Kelly made his biggest offstage stir by accident in 1976, when he owned and performed at the Tumwater Conservatory, an Olympia-area watering hole frequented by state legislators, lobbyists and reporters.
One night Kelly was joking with a group at the bar after closing time about running for office and was overheard by John White, state Capitol correspondent for The Associated Press.
White's report the next day struck a nationwide chord. Interviewed on national television, Kelly was off and running with the OWL party, based on the combined slogans of "Out With Logic" and "On With Lunacy."
"I went to sleep a drunken musician and woke up a drunken gubernatorial candidate," Kelly told Seattle Magazine in 1998.
Joining him on the ticket, outfitted with new nicknames, were such associates as "Fast" Lucy Griswold, his mother-in-law, who ran for secretary of state on a promise to learn how to take shorthand, and Don "Earthquake" Ober, a fellow musician running for commissioner of public lands on a pledge to "go forth and gently commission the land."
Part of Kelly's statement in the official voters pamphlet read, "It is apparent that unemployment isn't working but ... inflation is. I feel we have done a good job of getting inflation off of dead center and back on the move again."
That November he got 8 percent of the vote.
Born in Shelby, Mont., Kelly grew up in Seattle and spent three decades on the road with Tony Bennett, Count Basie, Harry James, Buddy Rich, Duke Ellington and many others.
Their pictures filled the walls of the series of clubs he owned as places to perform and tell off-color jokes. For each, Kelly had a story.
Some celebrities, such as Bennett, dropped by unannounced when they were performing in the area.

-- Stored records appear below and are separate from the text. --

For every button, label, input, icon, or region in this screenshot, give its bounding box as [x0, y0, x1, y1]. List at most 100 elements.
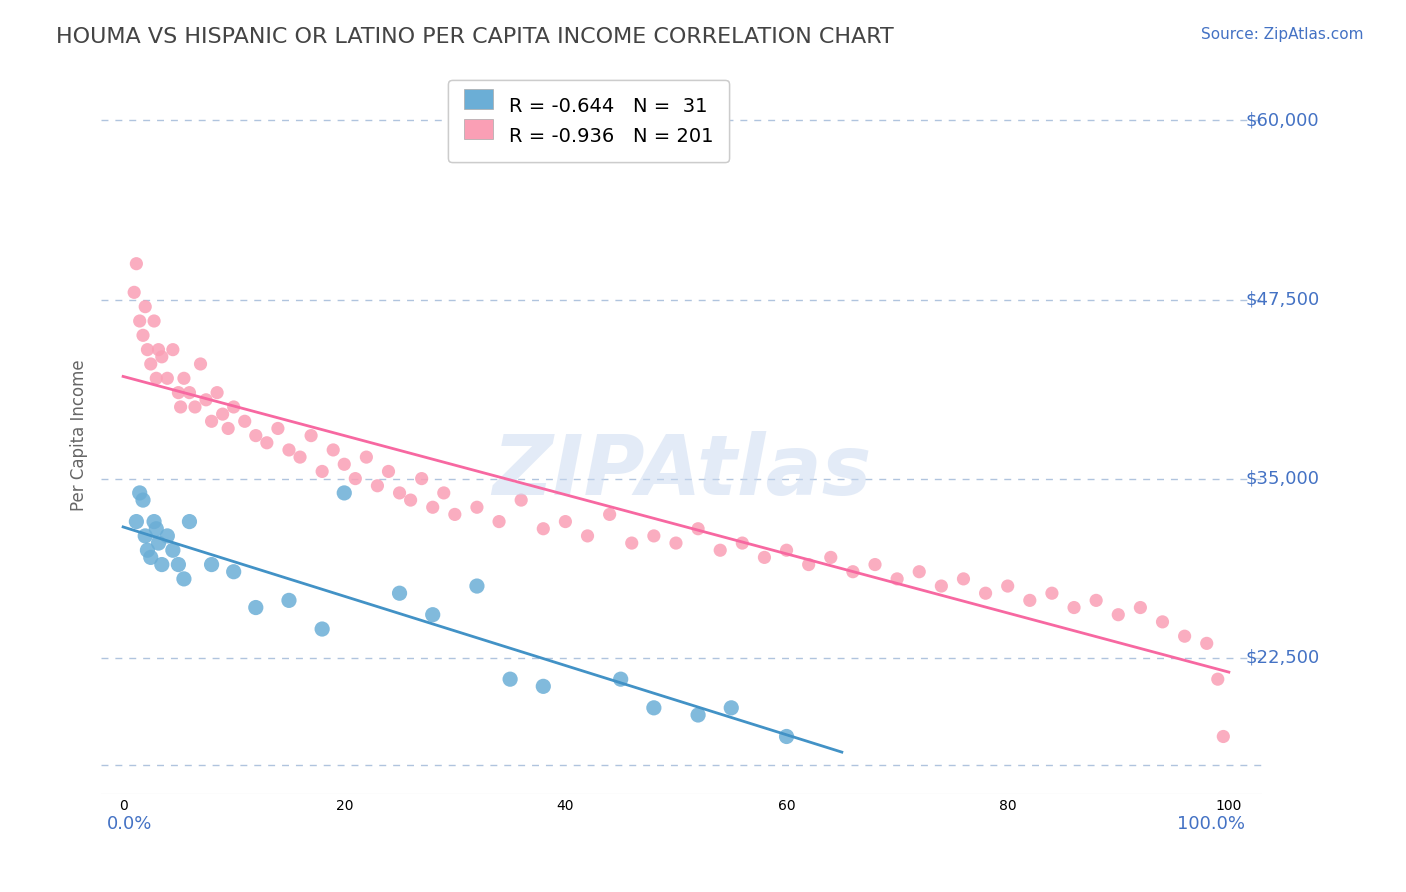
- Point: [931, 579, 953, 593]
- Legend: R = -0.644   N =  31, R = -0.936   N = 201: R = -0.644 N = 31, R = -0.936 N = 201: [449, 80, 728, 161]
- Point: [128, 314, 150, 328]
- Point: [299, 428, 322, 442]
- Point: [465, 500, 488, 515]
- Point: [576, 529, 599, 543]
- Point: [754, 550, 776, 565]
- Point: [1212, 730, 1234, 744]
- Point: [156, 371, 179, 385]
- Point: [1152, 615, 1174, 629]
- Point: [1107, 607, 1129, 622]
- Point: [388, 586, 411, 600]
- Text: Source: ZipAtlas.com: Source: ZipAtlas.com: [1201, 27, 1364, 42]
- Point: [288, 450, 311, 464]
- Point: [245, 428, 267, 442]
- Point: [797, 558, 820, 572]
- Point: [411, 472, 433, 486]
- Text: $47,500: $47,500: [1246, 291, 1320, 309]
- Point: [1063, 600, 1085, 615]
- Point: [344, 472, 367, 486]
- Point: [422, 500, 444, 515]
- Point: [128, 486, 150, 500]
- Point: [122, 285, 145, 300]
- Point: [134, 529, 156, 543]
- Point: [1174, 629, 1197, 643]
- Point: [217, 421, 239, 435]
- Point: [211, 407, 233, 421]
- Point: [620, 536, 643, 550]
- Point: [162, 543, 184, 558]
- Point: [333, 457, 356, 471]
- Point: [311, 465, 333, 479]
- Point: [256, 435, 278, 450]
- Point: [531, 679, 554, 693]
- Point: [200, 558, 222, 572]
- Point: [132, 493, 155, 508]
- Point: [200, 414, 222, 428]
- Point: [267, 421, 290, 435]
- Point: [863, 558, 886, 572]
- Point: [1018, 593, 1040, 607]
- Point: [554, 515, 576, 529]
- Text: 0.0%: 0.0%: [107, 815, 152, 833]
- Point: [322, 442, 344, 457]
- Point: [222, 400, 245, 414]
- Point: [145, 371, 167, 385]
- Point: [125, 515, 148, 529]
- Point: [150, 350, 173, 364]
- Point: [148, 536, 170, 550]
- Point: [499, 672, 522, 686]
- Point: [169, 400, 191, 414]
- Point: [465, 579, 488, 593]
- Point: [136, 343, 159, 357]
- Point: [233, 414, 256, 428]
- Point: [775, 543, 797, 558]
- Point: [366, 479, 388, 493]
- Point: [278, 593, 301, 607]
- Point: [643, 529, 665, 543]
- Text: $22,500: $22,500: [1246, 648, 1320, 666]
- Text: 100.0%: 100.0%: [1177, 815, 1246, 833]
- Point: [688, 708, 710, 723]
- Point: [143, 515, 166, 529]
- Point: [179, 515, 201, 529]
- Point: [162, 343, 184, 357]
- Point: [377, 465, 399, 479]
- Point: [184, 400, 207, 414]
- Point: [148, 343, 170, 357]
- Point: [1206, 672, 1229, 686]
- Point: [488, 515, 510, 529]
- Point: [190, 357, 212, 371]
- Point: [399, 493, 422, 508]
- Point: [709, 543, 731, 558]
- Point: [775, 730, 797, 744]
- Text: $60,000: $60,000: [1246, 112, 1319, 129]
- Point: [688, 522, 710, 536]
- Point: [510, 493, 533, 508]
- Point: [820, 550, 842, 565]
- Point: [222, 565, 245, 579]
- Point: [974, 586, 997, 600]
- Text: HOUMA VS HISPANIC OR LATINO PER CAPITA INCOME CORRELATION CHART: HOUMA VS HISPANIC OR LATINO PER CAPITA I…: [56, 27, 894, 46]
- Point: [134, 300, 156, 314]
- Point: [952, 572, 974, 586]
- Point: [132, 328, 155, 343]
- Point: [1129, 600, 1152, 615]
- Point: [195, 392, 218, 407]
- Point: [150, 558, 173, 572]
- Point: [720, 701, 742, 715]
- Text: $35,000: $35,000: [1246, 469, 1319, 488]
- Point: [333, 486, 356, 500]
- Point: [609, 672, 631, 686]
- Point: [173, 371, 195, 385]
- Point: [842, 565, 865, 579]
- Text: ZIPAtlas: ZIPAtlas: [492, 431, 872, 512]
- Point: [167, 385, 190, 400]
- Point: [145, 522, 167, 536]
- Point: [665, 536, 688, 550]
- Point: [388, 486, 411, 500]
- Point: [278, 442, 301, 457]
- Point: [136, 543, 159, 558]
- Point: [886, 572, 908, 586]
- Point: [311, 622, 333, 636]
- Point: [139, 550, 162, 565]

In an interview with The News Tribune shortly before his last club, Kellys, closed in September after a 17-year run, he told how Parker once stole a police officer's horse and rode it into a tavern, igniting such gales of laughter that even the officer didn't get angry.
He claimed Count Basie died owing him $3 dollars on a World Series bet in 1959 and described actress Betty Grable as "a good pal" who "just liked the dirtiest jokes."
Slowed by illness, Kelly switched from the upright bass to a lighter electric instrument and continued to play until close to his death. By Memorial Day weekend he was so sick that friends had to fill his slot in the Tacoma Jazz Festival.
Funeral arrangements were pending. A tribute will be assembled this week from the hundreds of photographs, recordings, instruments and other memorabilia Kelly donated to the Tacoma Public Library last fall, spokesman David Domkoski said.